The WORD in other words (2O22) by Fr Emil Lim SVD (Catholic Trade Manila)
32nd Week in Ordinary Time C
Image Source: Fr Jhon Crisostomo SVD, SVD Farm – Eco Spirituality Center Tagaytay City
You will remember the same dilemma about heaven: If the eldest brother died at three years old and the youngest died at ninety, when they meet in heaven, who will be older? Will heaven restore the hair on my head and fix all that is imperfect in me? These and all the laughable jokes about heaven and eternity are just variations of the Sadducee’s test question to Jesus.
Resurrection is the main issue here, not marriage. The Sadducees are trying to be funny and ridiculous in their mockery of the resurrection. We may laugh at the seven brothers’ case, all unfortunately married to one black widow and died. But the central question about everlasting life is dead serious, and that is how Jesus answered the question. Jesus is in Jerusalem and is probably just days from his impending death and resurrection. What the Sadducees see as a joke is for Jesus very much real. So what do we learn from Jesus here?

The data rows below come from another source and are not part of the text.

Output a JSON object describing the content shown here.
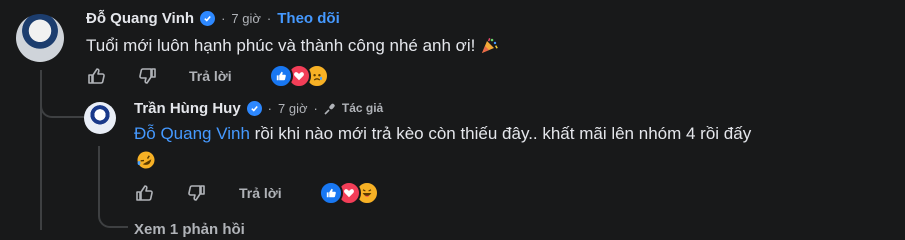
{
  "comment": {
    "author": "Đỗ Quang Vinh",
    "time": "7 giờ",
    "follow_label": "Theo dõi",
    "text": "Tuổi mới luôn hạnh phúc và thành công nhé anh ơi!",
    "reply_label": "Trả lời",
    "reactions": [
      "like-icon",
      "love-icon",
      "sad-icon"
    ]
  },
  "reply": {
    "author": "Trần Hùng Huy",
    "time": "7 giờ",
    "badge": "Tác giả",
    "mention": "Đỗ Quang Vinh",
    "text_line1": " rồi khi nào mới trả kèo còn thiếu đây.. khất mãi lên nhóm 4 rồi đấy",
    "reply_label": "Trả lời",
    "reactions": [
      "like-icon",
      "love-icon",
      "haha-icon"
    ]
  },
  "view_replies_label": "Xem 1 phản hồi",
  "colors": {
    "background": "#18191a",
    "link": "#4599ff",
    "muted": "#b0b3b8",
    "text": "#e4e6eb",
    "verified": "#2d88ff"
  }
}
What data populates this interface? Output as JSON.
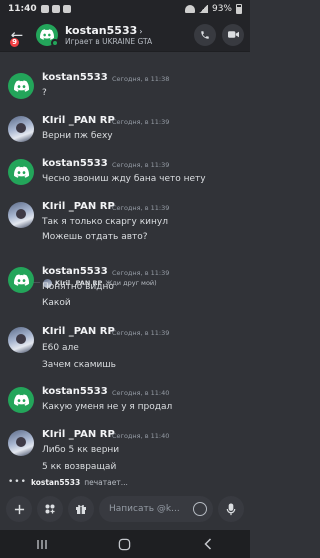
{
  "status_bar": {
    "time": "11:40",
    "battery": "93%"
  },
  "header": {
    "badge_count": "9",
    "title": "kostan5533",
    "chevron": "›",
    "subtitle": "Играет в UKRAINE GTA"
  },
  "messages": [
    {
      "author": "kostan5533",
      "time": "Сегодня, в 11:38",
      "avatar": "discord-green",
      "lines": [
        "?"
      ]
    },
    {
      "author": "KIril _PAN RP",
      "time": "Сегодня, в 11:39",
      "avatar": "photo",
      "lines": [
        "Верни пж беху"
      ]
    },
    {
      "author": "kostan5533",
      "time": "Сегодня, в 11:39",
      "avatar": "discord-green",
      "lines": [
        "Чесно звониш жду бана чето нету"
      ]
    },
    {
      "author": "KIril _PAN RP",
      "time": "Сегодня, в 11:39",
      "avatar": "photo",
      "lines": [
        "Так я только скаргу кинул",
        "Можешь отдать авто?"
      ]
    },
    {
      "author": "kostan5533",
      "time": "Сегодня, в 11:39",
      "avatar": "discord-green",
      "lines": [
        "Понятно видно",
        "Какой"
      ],
      "reply_to": {
        "author": "KIril _PAN RP",
        "text": "Жди друг мой)"
      }
    },
    {
      "author": "KIril _PAN RP",
      "time": "Сегодня, в 11:39",
      "avatar": "photo",
      "lines": [
        "E60 але",
        "Зачем скамишь"
      ]
    },
    {
      "author": "kostan5533",
      "time": "Сегодня, в 11:40",
      "avatar": "discord-green",
      "lines": [
        "Какую уменя не у я продал"
      ]
    },
    {
      "author": "KIril _PAN RP",
      "time": "Сегодня, в 11:40",
      "avatar": "photo",
      "lines": [
        "Либо 5 кк верни",
        "5 кк возвращай"
      ]
    }
  ],
  "typing": {
    "dots": "•••",
    "user": "kostan5533",
    "text": "печатает..."
  },
  "composer": {
    "placeholder": "Написать @k..."
  },
  "colors": {
    "background": "#313338",
    "bar": "#232428",
    "brand_green": "#23a55a",
    "badge_red": "#f23f43"
  },
  "icons": [
    "back-arrow-icon",
    "discord-logo-icon",
    "call-icon",
    "video-call-icon",
    "plus-icon",
    "apps-icon",
    "gift-icon",
    "emoji-icon",
    "microphone-icon",
    "recent-apps-icon",
    "home-icon",
    "back-icon"
  ]
}
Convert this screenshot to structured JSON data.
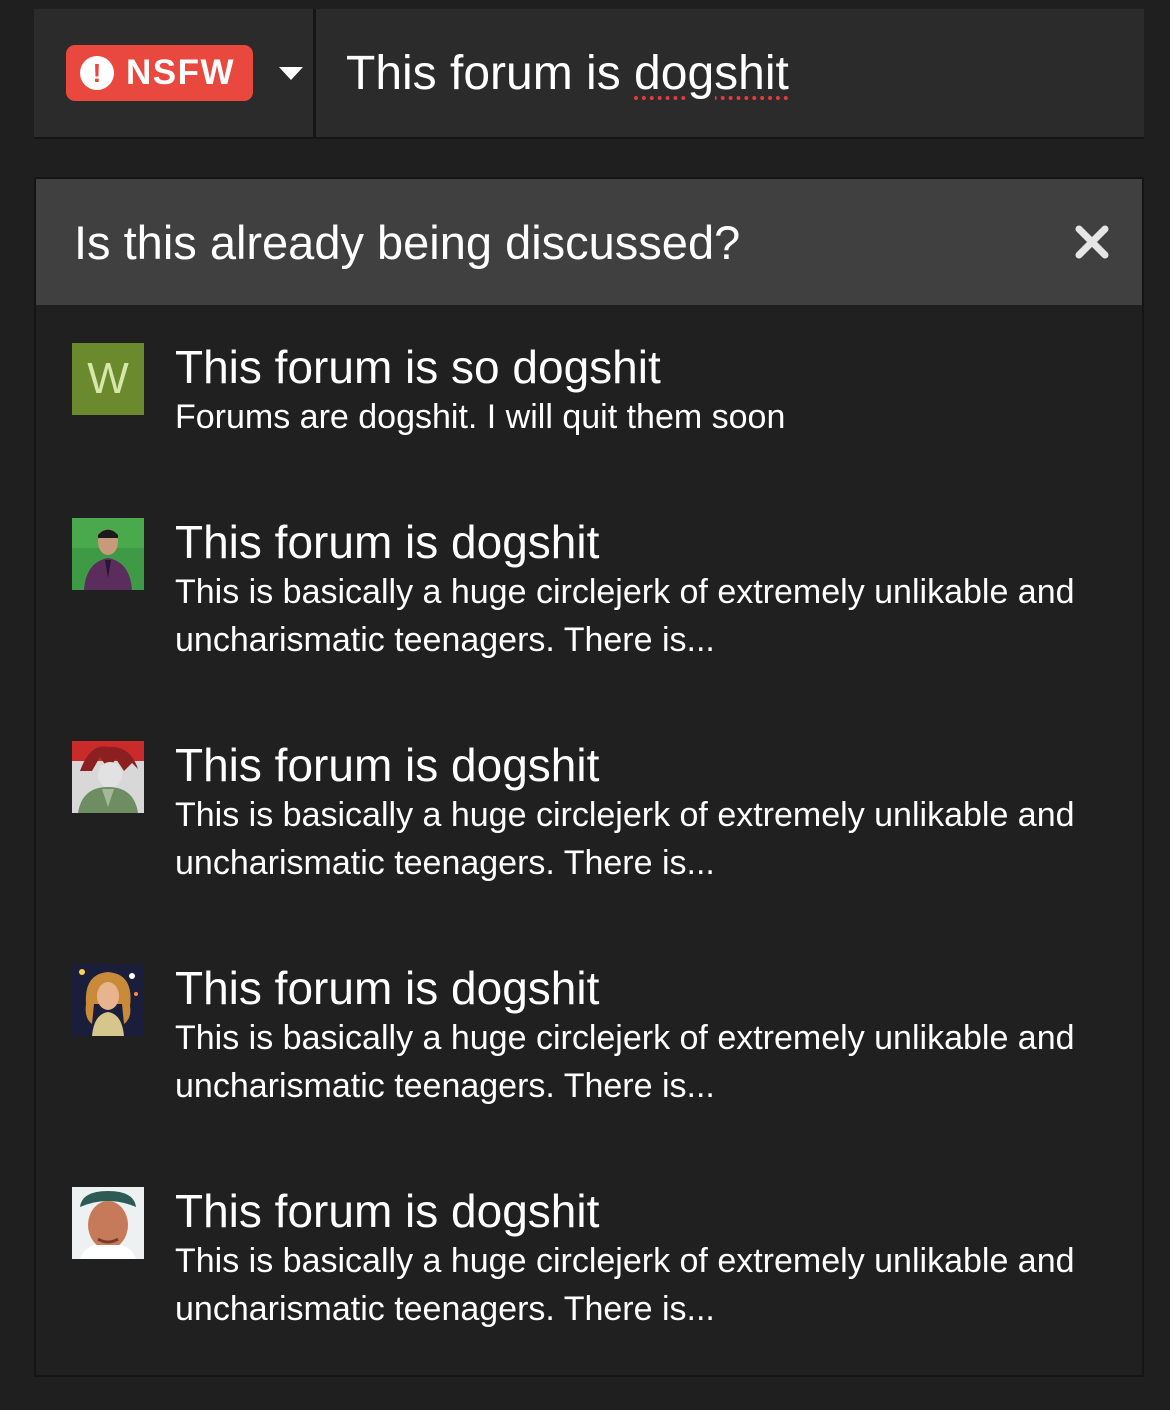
{
  "composer": {
    "prefix_tag": "NSFW",
    "prefix_icon": "exclamation-circle-icon",
    "title_prefix": "This forum is ",
    "title_misspelled": "dogshit"
  },
  "suggestions": {
    "heading": "Is this already being discussed?",
    "close_icon": "close-icon",
    "items": [
      {
        "avatar_letter": "W",
        "title": "This forum is so dogshit",
        "excerpt": "Forums are dogshit. I will quit them soon"
      },
      {
        "title": "This forum is dogshit",
        "excerpt": "This is basically a huge circlejerk of extremely unlikable and uncharismatic teenagers. There is..."
      },
      {
        "title": "This forum is dogshit",
        "excerpt": "This is basically a huge circlejerk of extremely unlikable and uncharismatic teenagers. There is..."
      },
      {
        "title": "This forum is dogshit",
        "excerpt": "This is basically a huge circlejerk of extremely unlikable and uncharismatic teenagers. There is..."
      },
      {
        "title": "This forum is dogshit",
        "excerpt": "This is basically a huge circlejerk of extremely unlikable and uncharismatic teenagers. There is..."
      }
    ]
  },
  "colors": {
    "nsfw_badge": "#e9483f",
    "panel_header": "#404040",
    "background": "#1f1f1f",
    "letter_avatar": "#6b8a2e"
  }
}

“In death, life is changed, not ended.” Yes, there is resurrection, and eternity is real. Something awaits us on the other side, and we better think about it seriously for the good of our souls. It will be unimaginably different as heaven to earth. Most of the things that matter to us here and now, like love life, will not be as important in the next life. When Jesus said, “those who are deemed worthy of attaining the next age and the resurrection from the dead…,” we get the clue about reward and consequence. Jesus seems to have given us good pointers for what really matters.
Until we arrive at the eternal presence of God, the good news is the HOPE of the resurrection. It is the assurance of Jesus in today’s Gospel of the certainty of what God prepares for those who trust in him – no more death, we will be like angels, above all, we are children of God. In the eyes of people, we are dead, but “as far as God is concerned, everyone is living.” Once we arrive at the Highest Good, to what would marriage, age, physical perfection, wealth, and reputation be compared?
The challenge is to live life now in view of the life to come. It is helpful to remind ourselves of the reason for being by asking the practical question: “What makes you wake up every morning?” Likewise, a Christian should ask: What is the point of religion and being a church member if not for our faith and hope for the resurrection? A person whose present realities are not shaped by the expectation of the resurrection lives a meaningless life.